Он достал из внутреннего кармана куртки, висевшей на стене, сложенный листок бумаги, потемневшей на сгибах, снаружи она пожелтела от времени и оттого, что ее часто показывали. Это была справка об иммигрантской благонадежности, выданная лагерем для перемещенных лиц неподалеку от Мартфелда, в Нижней Саксонии. Теперь я вспомнил, с какой гордостью он сказал мне неделю назад, что у него есть бумаги. Эта хрупкая бумажонка была единственным доказательством того, что жизнь Ханки имела начало и что он существует. Только она связывала этого рослого, мускулистого, спокойного и честного человека с остальным, подтвержденным документами человечеством. Я прочитал его имя – Станислав Циманевски, и ниже, в графе место рождения – Пиотков, Польша. Рядом с вопросом год рождения было вписано на машинке – 24 июля 1935.
– Мое имя трудно выговорить канадцу, правда, Джордж? – спросил он. – Ханки не так трудно, правда?
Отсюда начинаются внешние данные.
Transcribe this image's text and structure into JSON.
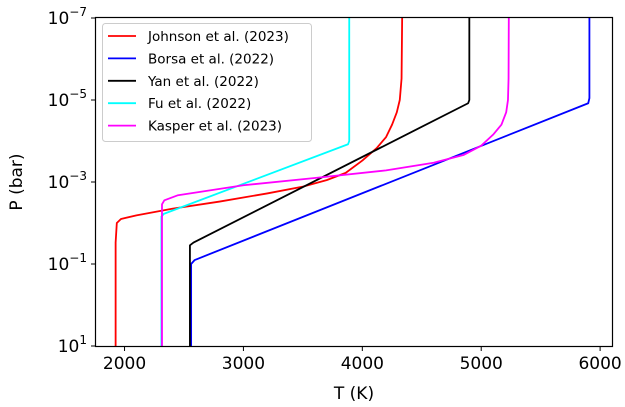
{
  "chart_data": {
    "type": "line",
    "xlabel": "T (K)",
    "ylabel": "P (bar)",
    "xlim": [
      1760,
      6100
    ],
    "ylim": [
      10,
      1e-07
    ],
    "y_scale": "log",
    "y_inverted": true,
    "x_ticks": [
      {
        "value": 2000,
        "label": "2000"
      },
      {
        "value": 3000,
        "label": "3000"
      },
      {
        "value": 4000,
        "label": "4000"
      },
      {
        "value": 5000,
        "label": "5000"
      },
      {
        "value": 6000,
        "label": "6000"
      }
    ],
    "y_ticks": [
      {
        "value": 1e-07,
        "base": "10",
        "exp": "−7"
      },
      {
        "value": 1e-05,
        "base": "10",
        "exp": "−5"
      },
      {
        "value": 0.001,
        "base": "10",
        "exp": "−3"
      },
      {
        "value": 0.1,
        "base": "10",
        "exp": "−1"
      },
      {
        "value": 10,
        "base": "10",
        "exp": "1"
      }
    ],
    "grid": false,
    "legend_position": "top-left",
    "series": [
      {
        "name": "Johnson et al. (2023)",
        "color": "#ff0000",
        "points": [
          [
            1925,
            10
          ],
          [
            1925,
            0.03
          ],
          [
            1935,
            0.01
          ],
          [
            1970,
            0.008
          ],
          [
            2100,
            0.0065
          ],
          [
            2400,
            0.0045
          ],
          [
            2800,
            0.003
          ],
          [
            3200,
            0.0019
          ],
          [
            3500,
            0.0013
          ],
          [
            3700,
            0.0009
          ],
          [
            3860,
            0.0006
          ],
          [
            4000,
            0.0003
          ],
          [
            4120,
            0.00015
          ],
          [
            4200,
            8e-05
          ],
          [
            4250,
            4e-05
          ],
          [
            4290,
            2e-05
          ],
          [
            4315,
            1e-05
          ],
          [
            4330,
            3e-06
          ],
          [
            4335,
            1e-07
          ]
        ]
      },
      {
        "name": "Borsa et al. (2022)",
        "color": "#0000ff",
        "points": [
          [
            2560,
            10
          ],
          [
            2560,
            0.1
          ],
          [
            2590,
            0.08
          ],
          [
            5900,
            1.2e-05
          ],
          [
            5910,
            9e-06
          ],
          [
            5910,
            1e-07
          ]
        ]
      },
      {
        "name": "Yan et al. (2022)",
        "color": "#000000",
        "points": [
          [
            2550,
            10
          ],
          [
            2550,
            0.035
          ],
          [
            2580,
            0.03
          ],
          [
            4890,
            1.2e-05
          ],
          [
            4900,
            1e-05
          ],
          [
            4900,
            1e-07
          ]
        ]
      },
      {
        "name": "Fu et al. (2022)",
        "color": "#00ffff",
        "points": [
          [
            2310,
            10
          ],
          [
            2310,
            0.007
          ],
          [
            2330,
            0.006
          ],
          [
            3880,
            0.00012
          ],
          [
            3890,
            0.0001
          ],
          [
            3890,
            1e-07
          ]
        ]
      },
      {
        "name": "Kasper et al. (2023)",
        "color": "#ff00ff",
        "points": [
          [
            2315,
            10
          ],
          [
            2315,
            0.0035
          ],
          [
            2335,
            0.0028
          ],
          [
            2450,
            0.0021
          ],
          [
            3000,
            0.0012
          ],
          [
            3600,
            0.0008
          ],
          [
            4200,
            0.00052
          ],
          [
            4600,
            0.00034
          ],
          [
            4850,
            0.00022
          ],
          [
            5000,
            0.00013
          ],
          [
            5100,
            7e-05
          ],
          [
            5170,
            4e-05
          ],
          [
            5210,
            2e-05
          ],
          [
            5225,
            1e-05
          ],
          [
            5230,
            3e-06
          ],
          [
            5232,
            1e-07
          ]
        ]
      }
    ]
  }
}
Я вдруг понял, что Ханки[3]3
Так называли неквалифицированных рабочих – иммигрантов из Центральной Европы.
[Закрыть] хорошее имя, если не произносить его презрительно. Я с горечью улыбнулся, подумав, при каких обстоятельствах он приобрел это имя. Видно, какой-нибудь местный сопляк назвал его так где-нибудь в товарном вагоне или в бараке на стройке. Кто бы он ни был тот человек, он, наверное, растерялся, когда Ханки принял это имя.
Уборка проходила успешно, но мы ощущали что-то недоброе. С каждым днем Вандервельде все чаще наведывался в поле. Станет возле трактора и разговаривает с Куртом, а с маленького, черного, морщинистого лица немца зловеще смотрят на нас крохотные глазки, поторапливая затаенной угрозой. Амбар на четверть заполнила высоченная куча готовых табачных листьев, днем и ночью струилось тепло из дымовых труб пяти сушилок.
– Что происходит с Вандервельде? – спросил я Ханки как-то вечером.
– Боится. Очень много посеял. Взял большой заклад под ферму. И весной еще занял у Грюнтера деньги на семена.
– У Курта?
– Ну да, Курт хочет жениться на Мэри, вот он и одолжил деньги папаше. Мориц взял его в долю на урожай. Теперь оба боятся.
Он засмеялся.
– Ханки!
– Что, Джордж?
– Ханки, тебе Мэри очень нравится? – спросил я.
– Ну да. Хорошая, сильная девушка, как девушки у меня на родине.
– Она обещала выйти за тебя? – выпалил я.
– А что, по-твоему, я не пара ей?
Он взглянул на меня, и я уловил печаль в его неожиданном раздражении.
– Я этого не говорил.
– Мы ходили на танцульки весной и в кино в Симко. Ты почему спросил, Джордж?
– Просто так. Я заметил, ты нравишься ей больше, чем Курт.
– Ну да, – сказал он, снова улыбаясь с юношеской уверенностью. – Вот папаше не нравлюсь.
– Я и это заметил.
– Не хочет, чтоб Мэри виделась со мной, – сказал он и опять засмеялся.
Я взглянул на Ханки, собираясь высказать свое мнение, но не решился. Все равно он не женится на Мэри, подумал я, хотя и не потому, что этого не хочет ее отец. Он слишком хорош для нее, слишком не испорчен и простодушен, чтоб им завладела подобная девушка. Она носит чересчур узкие платья, слишком коротко подстригает волосы и очень уж смешлива, чтоб когда-нибудь остепениться и быть доброй женой фермеру-иммигранту. В один прекрасный день она смотается в город со смазливым батраком или сбежит с торговцем кастрюлями для варки на пару. Ханки заслуживал лучшей доли, чем женитьба на этой девушке, но жизнь до сих пор устраивала ему только каверзы. Но он был так уверен, так по-юношески верил в то, что благодаря своему прекрасному здоровью и силе выпутается из любого положения! Как мог я предостеречь его, сказать, что жизнь намного сложнее, что молодость и сила не устоят против уловок молодой женщины и против ненависти старика? Он познает это сам как, рано или поздно, познаем все мы.